Em uma análise inicial, é importante destacar a falta de ações governamentais para enfrentar suicídio no Brasil. Desse modo, essa problemática propagou -se pela sociedade, desencadeando uma série de adversidades que agravam o contexto social, como a diminuição populacional e o surgimento de traumas na sociedade. Esse contexto, segundo as ideias do filósofo inglês John Locke, caracteriza- se como uma infração ao “contrato social”, uma vez que o Estado não cumpre sua função de garantir que os cidadãos usufruam de direitos inescusáveis, como a saúde, o que, lamentavelmente, é evidente no país.
Ademais, é primordial apontar a falta de informação sobre transtornos mentais no Brasil como impulsionador do suicídio na sociedade. Segundo dados da Organização Mundial de Saúde (OMS), a cada uma hora, 2 pessoas cometem suicídio em território nacional aproximadamente. Diante do exposto, percebe-se que a desinformação da sociedade a respeito de doenças mentais provoca o preconceito e a invisibilidade das pessoas com essa patologia e, por consequência, o crescente número de casos de suicídio no país. Assim, é inaceitável que tal situação continue a se perpetuar.

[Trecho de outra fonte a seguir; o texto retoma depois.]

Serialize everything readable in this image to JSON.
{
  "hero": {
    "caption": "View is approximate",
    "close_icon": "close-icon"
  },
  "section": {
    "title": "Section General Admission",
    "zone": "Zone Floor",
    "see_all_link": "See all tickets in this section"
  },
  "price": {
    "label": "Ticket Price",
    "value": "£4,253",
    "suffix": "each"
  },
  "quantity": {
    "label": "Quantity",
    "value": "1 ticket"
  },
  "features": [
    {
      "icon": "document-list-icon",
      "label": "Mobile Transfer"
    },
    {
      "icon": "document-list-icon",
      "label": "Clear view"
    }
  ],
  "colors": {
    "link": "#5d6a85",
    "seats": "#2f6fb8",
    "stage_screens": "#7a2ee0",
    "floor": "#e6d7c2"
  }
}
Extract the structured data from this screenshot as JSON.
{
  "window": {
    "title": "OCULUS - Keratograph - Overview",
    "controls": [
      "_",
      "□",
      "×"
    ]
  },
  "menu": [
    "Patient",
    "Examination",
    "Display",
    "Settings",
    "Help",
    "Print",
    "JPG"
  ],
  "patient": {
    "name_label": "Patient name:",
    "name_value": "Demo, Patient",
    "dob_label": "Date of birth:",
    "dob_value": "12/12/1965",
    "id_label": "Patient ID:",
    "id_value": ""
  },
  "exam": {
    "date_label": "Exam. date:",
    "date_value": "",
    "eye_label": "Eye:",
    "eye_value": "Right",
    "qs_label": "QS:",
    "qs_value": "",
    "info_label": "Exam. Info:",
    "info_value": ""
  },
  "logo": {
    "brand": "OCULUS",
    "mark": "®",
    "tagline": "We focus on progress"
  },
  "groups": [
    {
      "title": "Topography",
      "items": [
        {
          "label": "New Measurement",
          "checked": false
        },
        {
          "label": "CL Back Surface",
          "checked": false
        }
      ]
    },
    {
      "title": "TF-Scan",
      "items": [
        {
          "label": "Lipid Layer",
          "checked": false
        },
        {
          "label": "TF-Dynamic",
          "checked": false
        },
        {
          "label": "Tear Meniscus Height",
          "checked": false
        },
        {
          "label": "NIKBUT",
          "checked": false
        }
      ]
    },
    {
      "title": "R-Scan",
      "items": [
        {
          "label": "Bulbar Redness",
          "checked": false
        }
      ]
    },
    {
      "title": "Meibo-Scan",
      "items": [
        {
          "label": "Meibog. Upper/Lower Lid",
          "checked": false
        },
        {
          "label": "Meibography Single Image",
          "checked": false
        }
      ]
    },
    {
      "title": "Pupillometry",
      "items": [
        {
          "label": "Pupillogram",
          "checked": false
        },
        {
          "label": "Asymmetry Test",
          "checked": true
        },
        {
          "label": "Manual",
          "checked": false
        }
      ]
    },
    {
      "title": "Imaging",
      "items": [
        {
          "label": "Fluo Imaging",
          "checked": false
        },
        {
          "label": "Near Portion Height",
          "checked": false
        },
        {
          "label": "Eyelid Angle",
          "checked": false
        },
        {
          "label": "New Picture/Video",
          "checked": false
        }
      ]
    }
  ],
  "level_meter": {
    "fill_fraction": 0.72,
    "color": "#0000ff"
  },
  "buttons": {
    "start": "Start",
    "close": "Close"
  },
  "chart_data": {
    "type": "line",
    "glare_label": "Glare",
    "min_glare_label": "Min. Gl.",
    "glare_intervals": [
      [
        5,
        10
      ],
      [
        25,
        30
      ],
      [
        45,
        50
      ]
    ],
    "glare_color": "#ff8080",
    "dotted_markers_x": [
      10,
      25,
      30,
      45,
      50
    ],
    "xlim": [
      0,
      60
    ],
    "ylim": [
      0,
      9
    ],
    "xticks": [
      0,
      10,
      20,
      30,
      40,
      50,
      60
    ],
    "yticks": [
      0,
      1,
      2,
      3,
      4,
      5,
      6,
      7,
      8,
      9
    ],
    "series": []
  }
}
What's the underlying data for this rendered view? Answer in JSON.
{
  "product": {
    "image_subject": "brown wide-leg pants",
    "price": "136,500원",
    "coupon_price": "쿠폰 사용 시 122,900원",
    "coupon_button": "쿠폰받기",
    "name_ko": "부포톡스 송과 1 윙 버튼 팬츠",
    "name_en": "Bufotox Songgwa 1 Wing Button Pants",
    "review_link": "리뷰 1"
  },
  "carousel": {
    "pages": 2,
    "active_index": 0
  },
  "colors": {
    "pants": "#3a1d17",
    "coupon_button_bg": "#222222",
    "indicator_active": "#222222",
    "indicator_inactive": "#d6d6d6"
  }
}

Depreende-se, assim, a urgência de superar esses obstáculos. Para isso, é imprescindível que o Estado e os veículos de comunicação, por meio de incentivos financeiros e campanhas informativas, instruam a sociedade sobre o tema e promovam a produção de conteúdos relevantes, visando formar cidadãos mais conscientes e mitigar o problema. Dessa forma, uma sociedade mais informada se consolidará, na qual o Estado cumpre adequadamente seu “contrato social”, tal como afirma John Locke.